Page 16 of Sting

She sputtered a short laugh of disbelief. “That jerk? He was a total stranger.”

“He was all over you.”

“Not by invitation.”

He tilted his head. “You two didn’t set a time and place to meet?”

She opened her mouth to speak, then thought better of it, clammed up, and didn’t tell him anything.

He raised an eyebrow. “You were about to say?”

“I was about to say fuck you.” She didn’t stop there, either, but gushed a stream of invectives. He withstood the tirade without blinking, but when she began repeating herself, he pressed his index finger lengthwise against the center of her lips.

“Stop it.”

She stopped, as she had stopped struggling against the hand restraint when he’d told her to, more because of the chilling voice in which he’d issued the order than because of the order itself.

Her lips held his attention for several moments. Perhaps he was watching them turn white from the pressure he applied. Then gradually he withdrew his finger and his eyes moved back up to hers. “You’ve got some mouth on you, Jordie Bennett.”

Again, it was the manner in which he spoke as much as the words themselves that caused a shakeup of her insides.

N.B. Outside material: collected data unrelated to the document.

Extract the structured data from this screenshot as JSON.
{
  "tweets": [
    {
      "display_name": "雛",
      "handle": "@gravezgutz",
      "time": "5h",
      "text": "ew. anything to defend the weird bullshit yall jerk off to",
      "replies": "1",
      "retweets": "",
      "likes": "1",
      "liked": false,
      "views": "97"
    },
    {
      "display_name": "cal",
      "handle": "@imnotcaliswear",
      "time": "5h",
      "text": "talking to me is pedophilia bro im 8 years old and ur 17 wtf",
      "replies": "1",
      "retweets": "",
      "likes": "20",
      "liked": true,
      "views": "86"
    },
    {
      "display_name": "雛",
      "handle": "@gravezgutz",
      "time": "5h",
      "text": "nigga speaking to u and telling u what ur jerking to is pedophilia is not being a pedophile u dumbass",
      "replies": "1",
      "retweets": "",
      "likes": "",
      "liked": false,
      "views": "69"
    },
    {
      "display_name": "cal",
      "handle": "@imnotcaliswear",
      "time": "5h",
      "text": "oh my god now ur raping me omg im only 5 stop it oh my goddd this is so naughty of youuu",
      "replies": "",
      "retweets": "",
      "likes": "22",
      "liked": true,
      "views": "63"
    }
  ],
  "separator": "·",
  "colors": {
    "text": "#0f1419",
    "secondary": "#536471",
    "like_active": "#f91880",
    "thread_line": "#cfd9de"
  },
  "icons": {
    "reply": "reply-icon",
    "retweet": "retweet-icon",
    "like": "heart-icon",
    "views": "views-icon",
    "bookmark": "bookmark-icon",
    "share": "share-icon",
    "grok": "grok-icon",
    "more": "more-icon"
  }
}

She didn’t think he was referring strictly to her language, and the implication of that paralyzed her. By the time she remembered to breathe again, he was crouched in front of her, loosening the bandana from around her ankles.

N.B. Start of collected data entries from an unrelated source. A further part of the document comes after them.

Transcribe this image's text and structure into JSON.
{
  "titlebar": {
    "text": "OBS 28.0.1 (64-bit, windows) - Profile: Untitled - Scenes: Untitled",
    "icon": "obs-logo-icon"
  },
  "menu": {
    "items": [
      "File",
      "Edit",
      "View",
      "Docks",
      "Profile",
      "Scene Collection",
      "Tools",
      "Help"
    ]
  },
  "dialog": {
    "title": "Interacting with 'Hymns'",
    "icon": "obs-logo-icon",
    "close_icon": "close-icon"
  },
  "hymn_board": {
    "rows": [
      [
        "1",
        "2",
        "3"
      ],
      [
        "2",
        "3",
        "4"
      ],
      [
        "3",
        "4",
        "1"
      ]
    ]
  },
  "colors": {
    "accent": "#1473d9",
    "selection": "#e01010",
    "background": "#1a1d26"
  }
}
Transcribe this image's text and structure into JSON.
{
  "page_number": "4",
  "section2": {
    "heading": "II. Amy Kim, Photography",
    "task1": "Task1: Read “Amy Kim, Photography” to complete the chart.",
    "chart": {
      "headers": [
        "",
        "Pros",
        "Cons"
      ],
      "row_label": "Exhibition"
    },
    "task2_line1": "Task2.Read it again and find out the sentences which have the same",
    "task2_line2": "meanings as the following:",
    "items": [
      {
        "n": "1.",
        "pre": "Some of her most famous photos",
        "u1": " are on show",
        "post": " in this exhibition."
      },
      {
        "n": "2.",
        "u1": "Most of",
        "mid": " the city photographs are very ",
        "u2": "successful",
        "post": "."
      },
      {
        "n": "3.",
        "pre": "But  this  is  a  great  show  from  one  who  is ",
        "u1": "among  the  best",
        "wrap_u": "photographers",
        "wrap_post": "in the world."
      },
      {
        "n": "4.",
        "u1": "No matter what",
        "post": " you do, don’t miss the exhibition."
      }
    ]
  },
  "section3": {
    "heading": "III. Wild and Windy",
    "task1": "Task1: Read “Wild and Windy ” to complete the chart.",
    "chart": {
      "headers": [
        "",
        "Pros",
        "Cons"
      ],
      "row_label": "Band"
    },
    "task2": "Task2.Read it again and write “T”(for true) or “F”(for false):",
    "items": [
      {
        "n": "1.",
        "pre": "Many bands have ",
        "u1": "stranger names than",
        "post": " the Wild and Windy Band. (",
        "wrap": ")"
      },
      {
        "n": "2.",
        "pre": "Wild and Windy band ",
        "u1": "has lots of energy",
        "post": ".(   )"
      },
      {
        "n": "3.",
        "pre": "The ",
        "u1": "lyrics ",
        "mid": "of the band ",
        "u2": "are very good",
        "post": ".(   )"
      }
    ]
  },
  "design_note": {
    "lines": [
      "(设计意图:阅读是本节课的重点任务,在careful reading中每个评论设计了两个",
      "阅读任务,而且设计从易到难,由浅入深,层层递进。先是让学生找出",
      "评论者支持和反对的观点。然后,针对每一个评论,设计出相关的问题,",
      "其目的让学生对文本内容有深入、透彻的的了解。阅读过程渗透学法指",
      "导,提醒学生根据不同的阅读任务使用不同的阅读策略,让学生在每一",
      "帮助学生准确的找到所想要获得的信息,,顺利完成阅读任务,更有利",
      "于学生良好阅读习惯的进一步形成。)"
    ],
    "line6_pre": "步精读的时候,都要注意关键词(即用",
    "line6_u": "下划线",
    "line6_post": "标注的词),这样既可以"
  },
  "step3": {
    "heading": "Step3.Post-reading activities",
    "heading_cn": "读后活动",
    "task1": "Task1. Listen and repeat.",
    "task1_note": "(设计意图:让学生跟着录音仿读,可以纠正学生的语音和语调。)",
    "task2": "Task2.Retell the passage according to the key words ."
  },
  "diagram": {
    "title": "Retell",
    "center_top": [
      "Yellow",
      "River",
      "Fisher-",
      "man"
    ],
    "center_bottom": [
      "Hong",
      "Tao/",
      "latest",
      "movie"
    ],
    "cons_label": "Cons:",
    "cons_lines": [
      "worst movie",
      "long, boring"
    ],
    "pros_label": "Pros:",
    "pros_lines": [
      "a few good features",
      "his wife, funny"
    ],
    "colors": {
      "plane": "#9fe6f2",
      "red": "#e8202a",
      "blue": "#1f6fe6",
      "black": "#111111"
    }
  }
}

The instant the knots came undone, she was off like a shot.

She got all of three feet from him before he hooked his arm around her waist and jerked her to a sudden halt, then spun her around to face him. He was furious. “Don’t think you can outsmart, outtalk, or outrun me. You can’t. Try and you’ll only make yourself miserable.”

“You’re worried about my comfort?”

“I’m not being paid to torture you.”

“Just to kill me.”

“That’s the job description.”

She gulped in a harsh breath. “Then why didn’t you do it on the parking lot when you shot your buddy? Why drag it out, why this…this…torture? Why am I still alive?”

He lowered his face closer to hers. “Because your skin is worth a hell of a lot more than Mickey settled for, and I haven’t negotiated my deal yet.”

Like everything he said, his words were candid and to the point. At least now she understood why she was still breathing.

He gave her a little shove that put space between them. “Besides, I gotta take a leak.”

He grasped her elbow and propelled her slightly ahead of him along the uneven gravel track which was pressed upon from both sides by dense woods. Beyond the dim glow provided by the car’s interior light, the surrounding darkness was impenetrable. She picked up the stench of stagnant water, sensed life-forms watching them from nests overhead and from hidey-holes in the underbrush, and felt the ghostly brush of insect wings against her arms and face.

Paralyzing fear encroached on her again, as did the teeming darkness. The darkness she could do nothing about, but she must keep the self-defeating fear at bay. Information, she reminded herself. Without information, she had no hope of escape.

“Your half doubled when you killed your partner.”

“If you remember me saying that, I must not have hit you very hard.”

“With your pistol?”

“It was a tap.”

“Hard enough to knock me out.”

“Your eyes rolled back, your knees gave out. I caught you on my shoulder as you slumped forward. Had to juggle you so I could get your and Mickey’s phones. But I managed to come away with both of them.”

While she tucked away the knowledge that he had her phone, he was saying, “I carried you to the car.”